When we heard that filmmaker Alison Chernick had made a biopic about Martin Margiela, launching at the Tribeca film festival and now online, we were excited. The cult designer has never been photographed in public, and never once taken a catwalk bow. No one outside his inner circle knows what he looks like, beyond one grainy and unverified picture on Google Images. Finally, we’d get to see the real Margiela!
Well, actually, we don’t. (The clue is in the title.) Although this documentary was made with the full support of Margiela, he never appears in it. (We do get one nugget: Jean Paul Gaultier, whom Margiela assisted earlier in his career, tells us that “Martin is very tall”.) So, how do you make a biopic about a man who has never appeared on camera?
You do it the Margiela way, that’s how. Margiela is about fashion and design in its purest form: no glamour, no image, no ego. In an industry where superstar designers are the norm, he insisted on working collaboratively with his teams. He made collections, which became the hot tickets of Paris fashion week, out of plastic carrier bags and wire coat hangers. He never booked celebrity models, and often covered his models’ faces in hoods.

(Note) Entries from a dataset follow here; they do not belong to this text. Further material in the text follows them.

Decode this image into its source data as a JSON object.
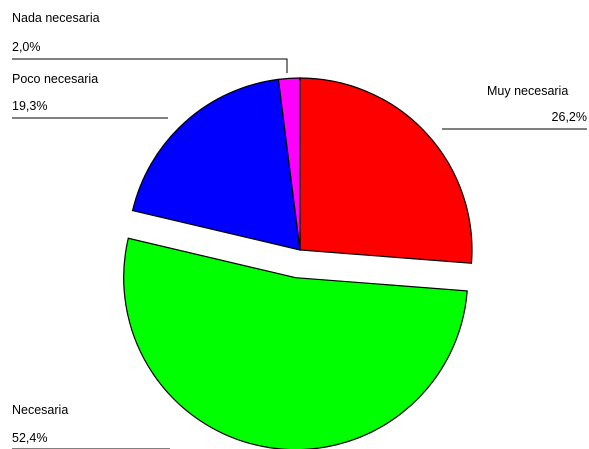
{
  "chart_data": {
    "type": "pie",
    "title": "",
    "exploded": "Necesaria",
    "slices": [
      {
        "name": "Muy necesaria",
        "value": 26.2,
        "label": "26,2%",
        "color": "#ff0000"
      },
      {
        "name": "Necesaria",
        "value": 52.4,
        "label": "52,4%",
        "color": "#00ff00"
      },
      {
        "name": "Poco necesaria",
        "value": 19.3,
        "label": "19,3%",
        "color": "#0000ff"
      },
      {
        "name": "Nada necesaria",
        "value": 2.0,
        "label": "2,0%",
        "color": "#ff00ff"
      }
    ]
  }
}
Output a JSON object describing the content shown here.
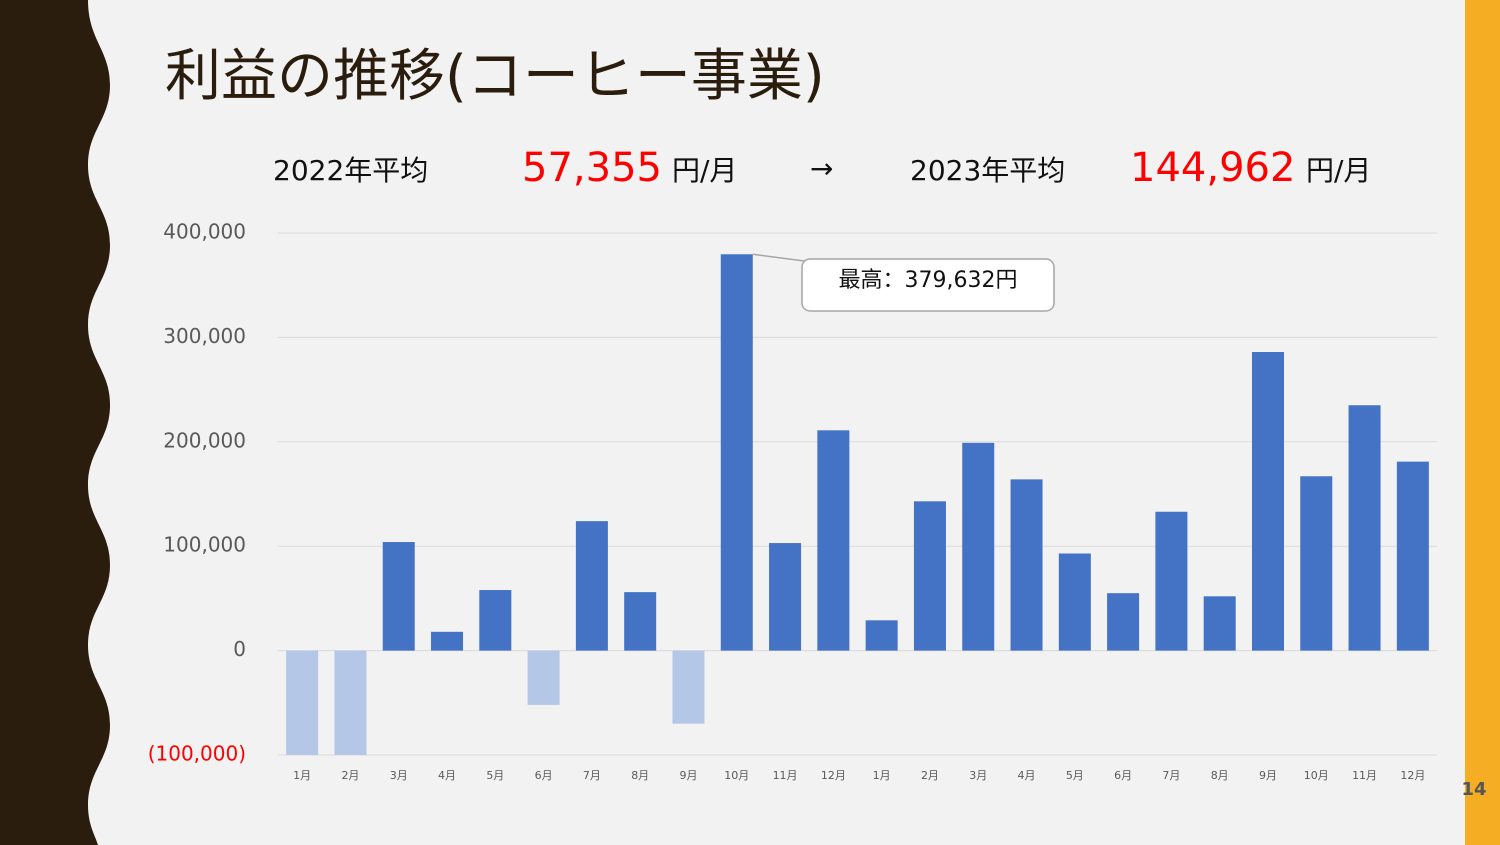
{
  "chart_data": {
    "type": "bar",
    "title": "利益の推移(コーヒー事業)",
    "subtitle": {
      "label_2022": "2022年平均",
      "avg_2022": "57,355",
      "unit_2022": "円/月",
      "arrow": "→",
      "label_2023": "2023年平均",
      "avg_2023": "144,962",
      "unit_2023": "円/月"
    },
    "annotation": "最高：379,632円",
    "page_number": "14",
    "categories": [
      "1月",
      "2月",
      "3月",
      "4月",
      "5月",
      "6月",
      "7月",
      "8月",
      "9月",
      "10月",
      "11月",
      "12月",
      "1月",
      "2月",
      "3月",
      "4月",
      "5月",
      "6月",
      "7月",
      "8月",
      "9月",
      "10月",
      "11月",
      "12月"
    ],
    "values": [
      -100000,
      -100000,
      104000,
      18000,
      58000,
      -52000,
      124000,
      56000,
      -70000,
      379632,
      103000,
      211000,
      29000,
      143000,
      199000,
      164000,
      93000,
      55000,
      133000,
      52000,
      286000,
      167000,
      235000,
      181000
    ],
    "color": "#4472c4",
    "negative_color": "#b4c7e7",
    "ylim": [
      -100000,
      400000
    ],
    "yticks": [
      {
        "value": -100000,
        "label": "(100,000)"
      },
      0,
      {
        "value": 100000,
        "label": "100,000"
      },
      {
        "value": 200000,
        "label": "200,000"
      },
      {
        "value": 300000,
        "label": "300,000"
      },
      {
        "value": 400000,
        "label": "400,000"
      }
    ],
    "negative_tick_color": "#ff0000",
    "grid": true
  }
}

The result is a 12-minute film which may not show us Margiela, but gives a real sense of the man. You get to see his awesome “collaborators”, the coolest talking-heads ever, who wear black and chain-smoke in the rain while talking about how Margiela subverted the media-circus of fashion and “forced you to look at the clothes”. You get to hear Suzy Menkes talking about the “Greta Garbo of fashion”, footage of his packed-out early fashion shows, and of make-up artists obscuring models’ faces backstage with black paint on decorator’s brushes. Apparently Chernick, who had found some early footage of Margiela with Jean Paul Gaultier, was disappointed when this was vetoed. But as fashion historian Olivier Saillard says in the film, Margiela “proved that you could make things out of nothing, and that’s a very comforting idea for the world”. An anonymous biopic: what could be more Margiela than that?
The Artist is Absent is the first documentary produced by Yoox Group, the internet shopping portal that in March announced its merger with Net a Porter.